Guest essay by Eric Worrall
The Guardian grudgingly admitting that, unlike fossil fuels, renewable energy cannot be relied upon to produce affordable hydrogen for the foreseeable future. Now if only they would take that thought a little further.
Using hydrogen fuel risks locking in reliance on fossil fuels, researchers warn
Electrification of cars and home boilers best choice to fight the climate crisis, say scientists
Damian Carrington
Environment editor
@dpcarrington
Fri 7 May 2021 01.14 AESTUsing hydrogen-based fuels for cars and home heating risks locking in a dependency on fossil fuels and failing to tackle the climate crisis, according to a new analysis.
Fuels produced from hydrogen can be used as straight replacements for oil and gas and can be low-carbon, if renewable electricity is used to produce these “e-fuels”. However, the research found that using the electricity directly to power cars and warm houses was far more efficient.
…
Renewable electricity production is increasing rapidly as costs tumble. But it still makes up a small proportion of all energy used, which is mostly provided by coal, oil and gas. Using the electricity directly is efficient, but requires investment in new types of car and heating systems.
Using the electricity to create hydrogen from water and then using carbon dioxide to manufacture other fuels can produce “drop-in” replacements for fossil fuels. But the new study concludes this cannot work on a large enough scale to tackle the climate emergency in time.
“Hydrogen-based fuels can be a great clean energy carrier, yet their costs and associated risks are also great,” said Falko Ueckerdt, at the Potsdam Institute for Climate Impact Research (PIK) in Germany, who led the research.
“If we cling to combustion technologies and hope to feed them with hydrogen-based fuels, and these turn out to be too costly and scarce, then we will end up burning further oil and gas,” he said. “We should therefore prioritise those precious hydrogen-based fuels for applications for which they are indispensable: long-distance aviation, feedstocks in chemical production and steel production.”
…
Read more: https://www.theguardian.com/environment/2021/may/06/hydrogen-fuel-risks-reliance-on-fossil-fuels
The abstract of the study;
Potential and risks of hydrogen-based e-fuels in climate change mitigation
Falko Ueckerdt, Christian Bauer, Alois Dirnaichner, Jordan Everall, Romain Sacchi & Gunnar Luderer
E-fuels promise to replace fossil fuels with renewable electricity without the demand-side transformations required for a direct electrification. However, e-fuels’ versatility is counterbalanced by their fragile climate effectiveness, high costs and uncertain availability. E-fuel mitigation costs are €800–1,200 per tCO2. Large-scale deployment could reduce costs to €20–270 per tCO2 until 2050, yet it is unlikely that e-fuels will become cheap and abundant early enough. Neglecting demand-side transformations threatens to lock in a fossil-fuel dependency if e-fuels fall short of expectations. Sensible climate policy supports e-fuel deployment while hedging against the risk of their unavailability at large scale. Policies should be guided by a ‘merit order of end uses’ that prioritizes hydrogen and e-fuels for sectors that are inaccessible to direct electrification.

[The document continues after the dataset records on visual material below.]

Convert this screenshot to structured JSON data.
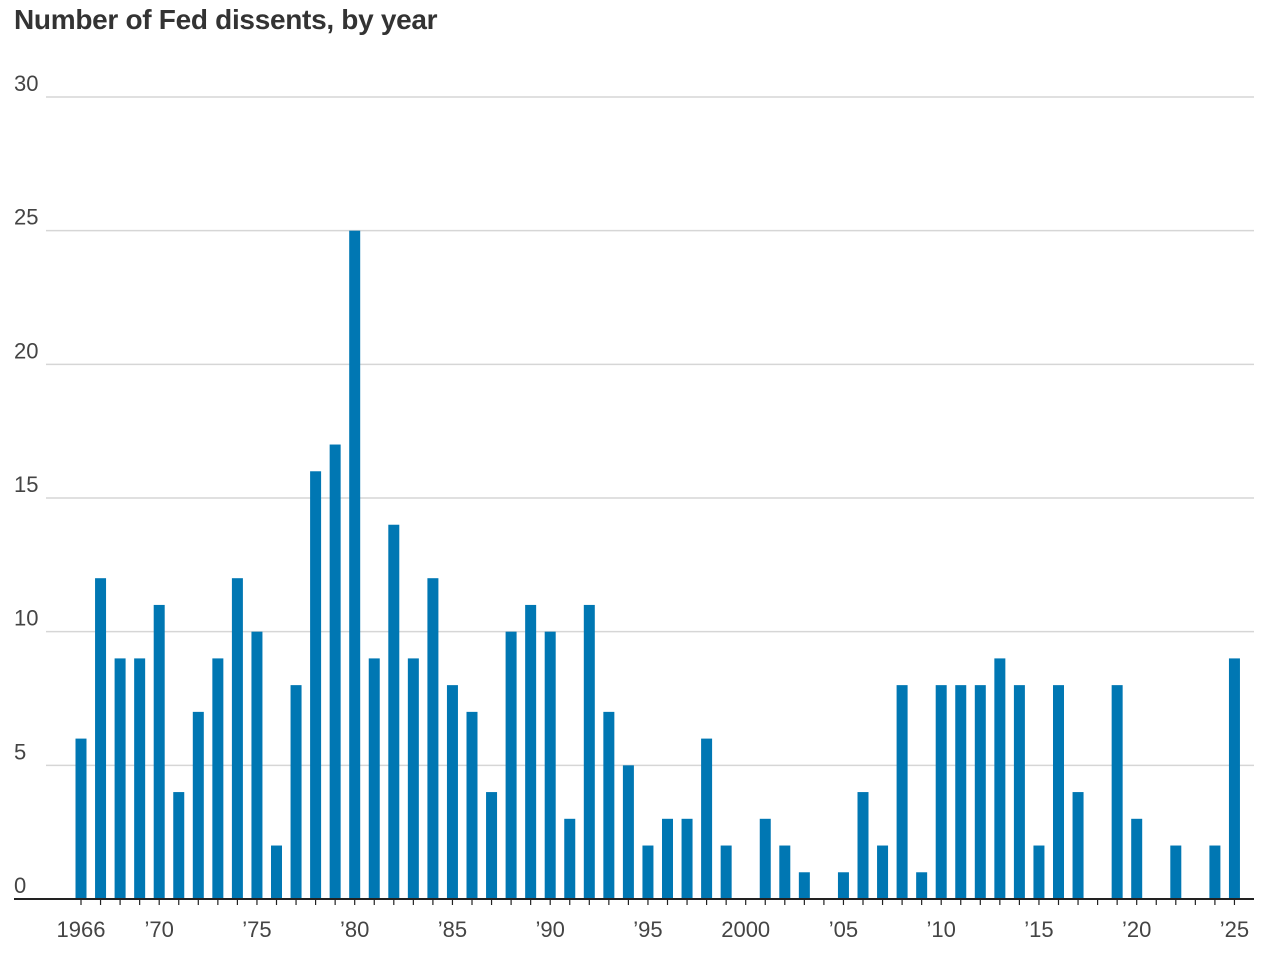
{
  "chart_data": {
    "type": "bar",
    "title": "Number of Fed dissents, by year",
    "xlabel": "",
    "ylabel": "",
    "ylim": [
      0,
      30
    ],
    "y_ticks": [
      0,
      5,
      10,
      15,
      20,
      25,
      30
    ],
    "grid": true,
    "bar_color": "#0077b3",
    "categories": [
      1966,
      1967,
      1968,
      1969,
      1970,
      1971,
      1972,
      1973,
      1974,
      1975,
      1976,
      1977,
      1978,
      1979,
      1980,
      1981,
      1982,
      1983,
      1984,
      1985,
      1986,
      1987,
      1988,
      1989,
      1990,
      1991,
      1992,
      1993,
      1994,
      1995,
      1996,
      1997,
      1998,
      1999,
      2000,
      2001,
      2002,
      2003,
      2004,
      2005,
      2006,
      2007,
      2008,
      2009,
      2010,
      2011,
      2012,
      2013,
      2014,
      2015,
      2016,
      2017,
      2018,
      2019,
      2020,
      2021,
      2022,
      2023,
      2024,
      2025
    ],
    "values": [
      6,
      12,
      9,
      9,
      11,
      4,
      7,
      9,
      12,
      10,
      2,
      8,
      16,
      17,
      25,
      9,
      14,
      9,
      12,
      8,
      7,
      4,
      10,
      11,
      10,
      3,
      11,
      7,
      5,
      2,
      3,
      3,
      6,
      2,
      0,
      3,
      2,
      1,
      0,
      1,
      4,
      2,
      8,
      1,
      8,
      8,
      8,
      9,
      8,
      2,
      8,
      4,
      0,
      8,
      3,
      0,
      2,
      0,
      2,
      9
    ],
    "x_tick_labels": [
      {
        "year": 1966,
        "label": "1966"
      },
      {
        "year": 1970,
        "label": "’70"
      },
      {
        "year": 1975,
        "label": "’75"
      },
      {
        "year": 1980,
        "label": "’80"
      },
      {
        "year": 1985,
        "label": "’85"
      },
      {
        "year": 1990,
        "label": "’90"
      },
      {
        "year": 1995,
        "label": "’95"
      },
      {
        "year": 2000,
        "label": "2000"
      },
      {
        "year": 2005,
        "label": "’05"
      },
      {
        "year": 2010,
        "label": "’10"
      },
      {
        "year": 2015,
        "label": "’15"
      },
      {
        "year": 2020,
        "label": "’20"
      },
      {
        "year": 2025,
        "label": "’25"
      }
    ]
  }
}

Read more: https://www.nature.com/articles/s41558-021-01032-7
Using electricity to produce hydrogen is easy – just drop two electrodes running a DC current between them into sea water, and collect the hydrogen bubbles from the negative electrode.
But producing hydrogen this way using renewable electricity is impossibly expensive, compared to the cost of producing hydrogen using fossil fuel.
However renewable energy prices are plummeting, right? So to kick start the hydrogen economy, all we have to do is start the transition by producing hydrogen using fossil fuel or nuclear energy, then wait for the falling cost of renewables to drive a free market switch to producing the hydrogen using renewable energy.
The Potsdam study, and this Guardian article, is a grudging admission that this predicted transition to cheaper hydrogen produced using affordable renewable energy is not going to happen for decades, if ever.
The headline reads like …
Oreos best choice to fight the climate crisis, say scientists
The myth of the good choice Fig Newton
Wait- there’s a crisis?
Where? The temperature charts don’t show a crisis.
Life has NEVER been better for humanity. Deaths from from climate, oops, weather incidents are nearly zero.
As I’ve said many times – hydrogen is a road to nowhere
My mechanics can’t stop the 120psi R-134a from leaking out of the tiny A/C system in my car. So, how are they going to prevent thousands of psi of the tiniest atom we know of from turning the garage under the kid’s bedroom into the Hindenberg Disaster??
It is a twisted world when you need “research” to tell you what basic engineering teaches. “However, the research found that using the electricity directly to power cars and warm houses was far more efficient.” Who would have thought?
The Potsdam Institute belong to those who think “combustion technology” = bad. They also think “combustion technology” = old. And they think “fuel cell technology” = good & brand new, as well as anything electric.